Let’s say I have a T5ForConditionalGeneration
. Now I feed it a sequence (say, An apple a day keeps the doctor
). Now, if I want to get the probabilities for two words, say, day
and week
, how do I do it?
T5 uses an encoder model and decoder model. You give input text to the encoder. Outputs come from decoder layer. if you use model(input_ids=your_tokenized_input_text ,decoder_input_ids=start_token)
it will generate some tensor whose shape is [1,1,50127](ı couldn’t remember the correct number of tokens). this is the probabilities of all tokens for the next word. you can choose the highest probability token for the next token.
Then add it to start_token so your start_token will be something like [0, 7827]. Here, 0 is start token and ı added next token(7827 is random number ı wrote it for giving sample).
and then,for predicting next token write model(input_ids=your_tokenized_input_text ,decoder_input_ids=start_token+next_token)
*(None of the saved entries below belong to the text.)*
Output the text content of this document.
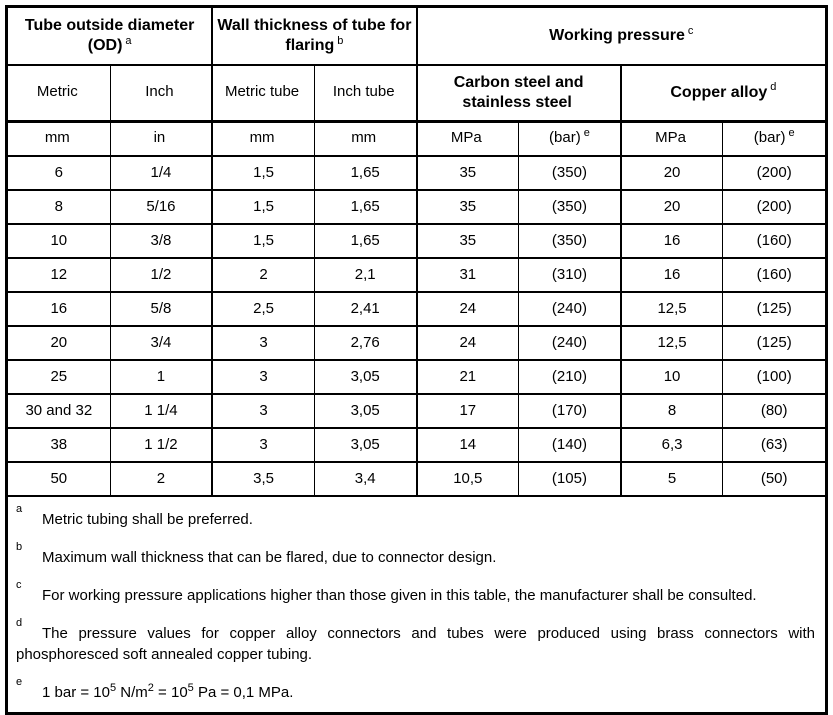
Tube outside diameter (OD) $^a$		Wall thickness of tube for flaring $^b$		Working pressure $^c$
Metric	Inch	Metric tube	Inch tube	Carbon steel and stainless steel		Copper alloy $^d$
mm	in	mm	mm	MPa	(bar) $^e$	MPa	(bar) $^e$
6	1/4	1,5	1,65	35	(350)	20	(200)
8	5/16	1,5	1,65	35	(350)	20	(200)
10	3/8	1,5	1,65	35	(350)	16	(160)
12	1/2	2	2,1	31	(310)	16	(160)
16	5/8	2,5	2,41	24	(240)	12,5	(125)
20	3/4	3	2,76	24	(240)	12,5	(125)
25	1	3	3,05	21	(210)	10	(100)
30 and 32	1 1/4	3	3,05	17	(170)	8	(80)
38	1 1/2	3	3,05	14	(140)	6,3	(63)
50	2	3,5	3,4	10,5	(105)	5	(50)

$^a$Metric tubing shall be preferred.

$^b$Maximum wall thickness that can be flared, due to connector design.

$^c$For working pressure applications higher than those given in this table, the manufacturer shall be consulted.

$^d$The pressure values for copper alloy connectors and tubes were produced using brass connectors with phosphoresced soft annealed copper tubing.

$^e$1 bar = $10^5$ $N/m^2 = 10^5$ Pa = 0,1 MPa.
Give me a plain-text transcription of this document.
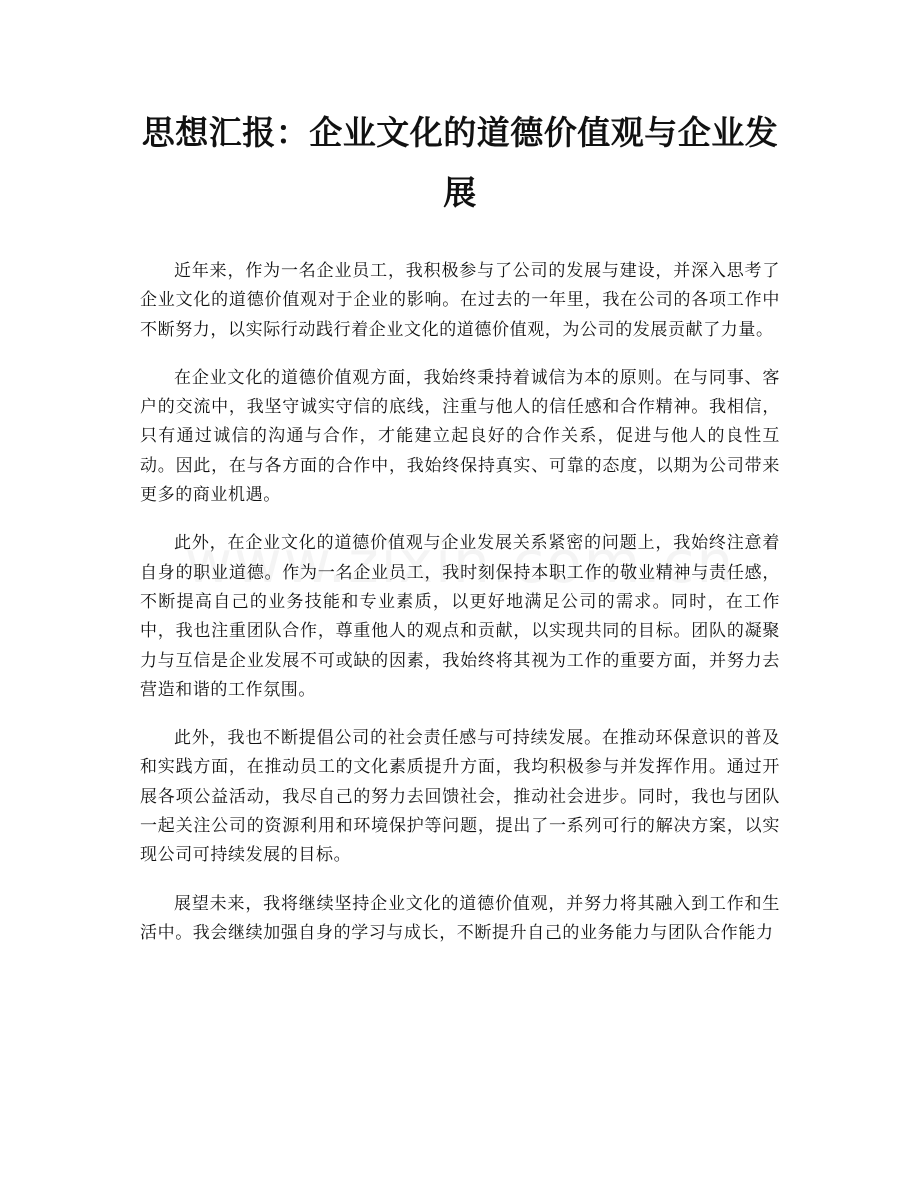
思想汇报：企业文化的道德价值观与企业发展

近年来，作为一名企业员工，我积极参与了公司的发展与建设，并深入思考了企业文化的道德价值观对于企业的影响。在过去的一年里，我在公司的各项工作中不断努力，以实际行动践行着企业文化的道德价值观，为公司的发展贡献了力量。

在企业文化的道德价值观方面，我始终秉持着诚信为本的原则。在与同事、客户的交流中，我坚守诚实守信的底线，注重与他人的信任感和合作精神。我相信，只有通过诚信的沟通与合作，才能建立起良好的合作关系，促进与他人的良性互动。因此，在与各方面的合作中，我始终保持真实、可靠的态度，以期为公司带来更多的商业机遇。

此外，在企业文化的道德价值观与企业发展关系紧密的问题上，我始终注意着自身的职业道德。作为一名企业员工，我时刻保持本职工作的敬业精神与责任感，不断提高自己的业务技能和专业素质，以更好地满足公司的需求。同时，在工作中，我也注重团队合作，尊重他人的观点和贡献，以实现共同的目标。团队的凝聚力与互信是企业发展不可或缺的因素，我始终将其视为工作的重要方面，并努力去营造和谐的工作氛围。

此外，我也不断提倡公司的社会责任感与可持续发展。在推动环保意识的普及和实践方面，在推动员工的文化素质提升方面，我均积极参与并发挥作用。通过开展各项公益活动，我尽自己的努力去回馈社会，推动社会进步。同时，我也与团队一起关注公司的资源利用和环境保护等问题，提出了一系列可行的解决方案，以实现公司可持续发展的目标。

展望未来，我将继续坚持企业文化的道德价值观，并努力将其融入到工作和生活中。我会继续加强自身的学习与成长，不断提升自己的业务能力与团队合作能力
this will give us a tensor whose shape is [1,2,50127]. We only want to get last token(which is second token) so ı will get predicted_token[:,-1,:]. And do argmax to get highest probability and add this new word to decoder_input_ids and again again if predicted token is 1 which is stop token break the loop and finish. That is how model.generate pipeline works.
This answer really helped me. Thank you!